Embaixador Miguel Bembe participa em simpósio sobre os 35 anos da Carta Africana dos Direitos e Bem-estar da Criança
Miguel César Domingos Bembe, Embaixador da República de Angola na República Democrática Federal da Etiópia e Representante Permanente junto da União Africana (UA) e da Comissão Económica das Nações Unidas para África, participou nesta sexta-feira (28) na cerimónia de abertura do Simpósio Continental alusivo à celebração do 35.º aniversário de adopção da Carta Africana dos Direitos e Bem-estar da Criança, realizada na cidade de Maseru, Reino do Lesotho.
Ao intervir na sua qualidade de Presidente em exercício do Comité dos Representantes Permanentes da União Africana, Miguel Bembe defendeu a necessidade do reforço da protecção das crianças no espaço digital e a promoção da literacia tecnológica inclusiva, a adopção de normas continentais para cidades amigas da criança e uma urbanização segura e participativa, assim como a integração da protecção infantil nos mecanismos de resposta a emergências humanitárias.
O diplomata angolano propôs também a inclusão de medidas específicas para as crianças nas políticas climáticas e nas contribuições nacionalmente determinadas, a criação de um sistema africano integrado de dados sobre a infância, o estabelecimento de directrizes continentais para cuidados familiares e comunitários, para evitar a institucionalização.
Por outro lado, Miguel Bembe sugeriu o desenvolvimento de mecanismos africanos de financiamento solidário, incluindo fundos soberanos, para a protecção e o desenvolvimento da criança.
O diplomata angolano sublinhou que valorizar a Carta Africana dos Direitos e Bem-estar da Criança equivale a proteger todas as crianças africanas.

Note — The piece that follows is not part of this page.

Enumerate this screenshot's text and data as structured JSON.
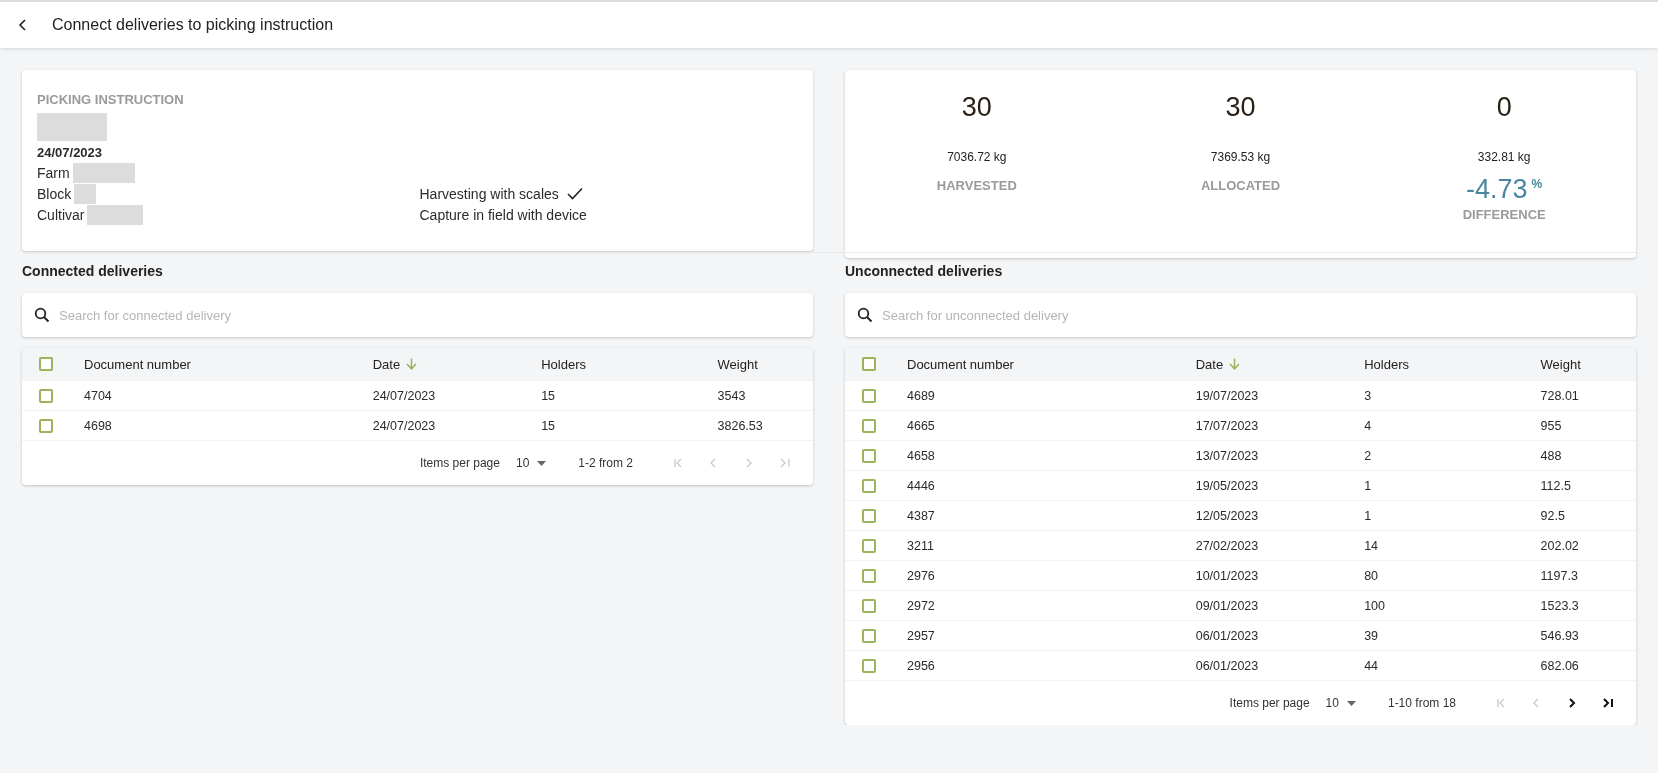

O diplomata angolano defendeu que o 35.º aniversário da Carta deve traduzir-se numa nova etapa de acção nacional, com vista ao reforço da harmonização legislativa, os sistemas de protecção, os mecanismos de dados, os orçamentos sensíveis à infância, a participação das crianças, o cumprimento das recomendações sensíveis à infância e a participação das crianças e o cumprimento das recomendações do Comité Africano de Peritos.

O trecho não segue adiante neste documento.